For the artist, he could see no other home for the life-sized work outside of St. Joseph Oratory at Mount-Royal, Canada’s largest church that “St. Brother André” petitioned to build at Montreal’s highest point during the peak of the Great Depression.

“If he wants it built, let him come up with the money,” St. André reportedly called to his patron saint as the building ran into a slew of financial setbacks – yet it found funding in the 11th hour.

So Goodhart implored the same. “That’s how I felt crossing the border: ‘Hey, it’s your statue. If you want it, get it there,’” he said.

Goodhart worried the guard would inspect the statue and remove a commemorative plaque installed at the sculpture’s base to check for contraband, flipping the quick checkpoint into a three-hour ordeal.

It was smooth sailing instead.

Goodhart, a boilermaker-turned-artist who lives near the Wenscott Reservoir in North Providence, still instructs apprentices in welding and blacksmithing, but he has enjoyed a brand new career as a sculptor of wood, plaster and forged iron. His work lines his home in three-tier planters, 6-foot birdhouses and a delicately repurposed grandmother clock.
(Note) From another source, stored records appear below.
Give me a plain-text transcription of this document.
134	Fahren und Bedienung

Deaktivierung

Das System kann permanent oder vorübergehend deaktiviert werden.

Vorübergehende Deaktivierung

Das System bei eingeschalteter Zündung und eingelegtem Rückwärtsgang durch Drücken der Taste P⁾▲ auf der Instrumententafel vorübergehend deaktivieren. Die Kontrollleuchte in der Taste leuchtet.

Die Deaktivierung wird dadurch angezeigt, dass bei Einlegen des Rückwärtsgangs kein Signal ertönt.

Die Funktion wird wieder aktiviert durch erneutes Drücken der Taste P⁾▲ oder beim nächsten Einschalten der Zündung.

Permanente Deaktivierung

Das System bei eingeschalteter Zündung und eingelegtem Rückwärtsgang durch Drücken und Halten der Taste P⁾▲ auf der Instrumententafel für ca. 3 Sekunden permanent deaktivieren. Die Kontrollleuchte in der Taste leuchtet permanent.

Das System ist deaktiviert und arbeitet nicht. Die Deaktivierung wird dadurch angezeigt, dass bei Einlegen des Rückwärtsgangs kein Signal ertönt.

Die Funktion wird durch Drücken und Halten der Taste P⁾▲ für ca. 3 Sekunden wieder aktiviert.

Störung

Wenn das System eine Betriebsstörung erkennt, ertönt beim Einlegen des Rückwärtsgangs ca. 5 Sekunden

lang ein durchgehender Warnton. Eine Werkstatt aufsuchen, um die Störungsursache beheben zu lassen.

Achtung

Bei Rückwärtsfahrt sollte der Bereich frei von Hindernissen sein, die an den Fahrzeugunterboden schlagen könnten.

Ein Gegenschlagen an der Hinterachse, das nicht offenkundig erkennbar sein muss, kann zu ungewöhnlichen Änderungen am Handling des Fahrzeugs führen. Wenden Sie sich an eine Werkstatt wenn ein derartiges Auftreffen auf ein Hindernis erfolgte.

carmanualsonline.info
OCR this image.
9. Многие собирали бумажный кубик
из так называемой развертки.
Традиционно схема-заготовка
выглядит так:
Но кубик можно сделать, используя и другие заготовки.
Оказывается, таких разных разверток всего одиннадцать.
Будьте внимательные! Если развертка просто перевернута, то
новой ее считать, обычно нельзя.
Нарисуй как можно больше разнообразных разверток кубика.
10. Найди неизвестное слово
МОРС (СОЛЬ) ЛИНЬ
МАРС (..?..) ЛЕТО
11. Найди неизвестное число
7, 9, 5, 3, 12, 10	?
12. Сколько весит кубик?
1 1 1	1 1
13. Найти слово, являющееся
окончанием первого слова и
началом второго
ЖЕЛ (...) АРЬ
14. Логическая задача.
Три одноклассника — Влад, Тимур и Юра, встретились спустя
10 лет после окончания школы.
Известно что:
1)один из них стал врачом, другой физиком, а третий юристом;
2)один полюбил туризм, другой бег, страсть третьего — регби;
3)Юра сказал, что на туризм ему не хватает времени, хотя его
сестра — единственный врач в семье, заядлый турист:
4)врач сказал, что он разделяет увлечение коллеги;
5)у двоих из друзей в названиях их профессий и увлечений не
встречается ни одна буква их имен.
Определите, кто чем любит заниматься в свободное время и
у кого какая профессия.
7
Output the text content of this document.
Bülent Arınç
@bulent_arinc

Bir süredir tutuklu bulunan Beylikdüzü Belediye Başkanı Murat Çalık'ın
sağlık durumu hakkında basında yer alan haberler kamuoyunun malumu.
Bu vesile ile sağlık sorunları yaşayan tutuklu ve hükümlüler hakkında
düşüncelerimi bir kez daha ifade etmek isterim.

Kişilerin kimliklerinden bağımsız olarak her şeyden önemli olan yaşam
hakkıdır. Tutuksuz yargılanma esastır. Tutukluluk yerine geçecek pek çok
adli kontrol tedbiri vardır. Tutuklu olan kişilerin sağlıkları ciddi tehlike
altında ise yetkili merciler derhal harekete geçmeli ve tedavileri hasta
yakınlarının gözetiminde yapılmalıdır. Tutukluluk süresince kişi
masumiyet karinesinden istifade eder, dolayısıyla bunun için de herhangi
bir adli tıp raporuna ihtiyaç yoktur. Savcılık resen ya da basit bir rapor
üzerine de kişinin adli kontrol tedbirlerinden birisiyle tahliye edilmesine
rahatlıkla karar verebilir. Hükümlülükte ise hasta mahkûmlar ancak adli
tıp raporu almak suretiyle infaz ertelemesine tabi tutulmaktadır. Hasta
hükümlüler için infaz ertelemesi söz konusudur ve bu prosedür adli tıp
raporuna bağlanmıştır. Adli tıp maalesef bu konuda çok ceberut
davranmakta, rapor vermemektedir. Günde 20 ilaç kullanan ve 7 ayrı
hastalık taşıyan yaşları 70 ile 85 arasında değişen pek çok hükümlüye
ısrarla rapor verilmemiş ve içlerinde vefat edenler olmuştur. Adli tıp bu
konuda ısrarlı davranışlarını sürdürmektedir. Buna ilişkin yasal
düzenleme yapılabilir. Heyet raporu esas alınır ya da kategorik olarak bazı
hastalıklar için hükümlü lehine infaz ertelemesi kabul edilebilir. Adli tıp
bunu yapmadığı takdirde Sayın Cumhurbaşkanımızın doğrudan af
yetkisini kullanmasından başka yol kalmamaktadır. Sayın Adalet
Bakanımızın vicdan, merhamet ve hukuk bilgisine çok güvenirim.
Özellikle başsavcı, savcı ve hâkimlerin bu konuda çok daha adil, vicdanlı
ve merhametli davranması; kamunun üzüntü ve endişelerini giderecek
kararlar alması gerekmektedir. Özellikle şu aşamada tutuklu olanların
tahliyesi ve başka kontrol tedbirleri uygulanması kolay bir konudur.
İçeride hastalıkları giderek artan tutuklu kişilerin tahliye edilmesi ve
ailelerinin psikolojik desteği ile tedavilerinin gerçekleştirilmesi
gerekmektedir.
The Catholic church has become a gallery for his work as well. The Rev. James Ruggieri of St. Patrick Church on Smith Street in Providence commissioned Goodhart’s Celtic cross design on the church’s new altar, plus two massive wooden and green glass candle holders.

Goodhart, a parishioner at St. Anthony Church in North Providence, found a fan in the Rev. Ed Cardente, who was going to give St. André’s likeness a home if the St. Joseph Oratory passed on the donation.

But the Goodhart family’s annual trips to Montreal to commemorate Bessette’s Aug. 9 birthday brought them to connect with Nathalie Dumas of the oratory’s newsletter and, later, museum curator Chantal Turbide.

They were shown pictures during last year’s visit, and became interested in the life-sized sculpture forged from oak, a sandstone dove and iron lilies – representative of the saint’s qualities as a healer who attributed his abilities to St. Joseph.

Goodhart said the oratory’s rector originally thought the sculpture would be suited for the garden, which the artist hoped wouldn’t happen due to the wood’s porous surface making it susceptible to cracking in the elements.

For now, the sculpture is in the museum’s warehouse until renovations to the oratory’s museum and famous dome are completed thanks to a $63 million grant from the Canadian government. Afterward, the sculpture will be housed inside the museum’s special exhibit on the saint who was formally canonized Oct. 17, 2010.

Goodhart said he hopes that, especially protected indoors, the statue lasts for hundreds of years, defying the odds just like his great-great uncle, once a sickly child, who died in 1937 at age 91.

When he left the oratory, Goodhart said, “I kissed the statue goodbye and said, ‘you’re home Uncle Andy.’”

Back in his North Providence garage-studio, the artist set to carving commemorative pinewood frames for all the people who had their photo taken with the statue, including his youngest daughter who traveled with him to the oratory, as well as Cardente and the museum staff.

After these frames, meticulously chiseled and decorated with 23-karat gold leaf and ceramic tile, are completed, Goodhart will take a break from this “tedious” work, and get back to carving life-sized wooden figures.

His next projects will see long-lasting results, too, he says, as he dedicates time to more commissioned pieces for St. Anthony’s Holy Family Home for Mothers and Children on Branch Avenue.

Goodhart envisions creating statues of Jesus, Mary and Joseph, which will guard the side of the home for at-risk mothers and children. He will soon present his initial sketches to Cardente.

The artist has only worked on donated pieces so far. But his use of materials, and where each piece comes to reside, speaks to his ultimate goal as an artist: to be remembered in a way that mirrors a high-quality life.

With a shrug and a smile, Goodhart adds, “It’s just something to leave behind.”

The Rev. Edward Cardente, of St. Anthony Church in North Providence, poses with Goodhart’s statue before it headed to St. Joseph Oratory in Montreal in August.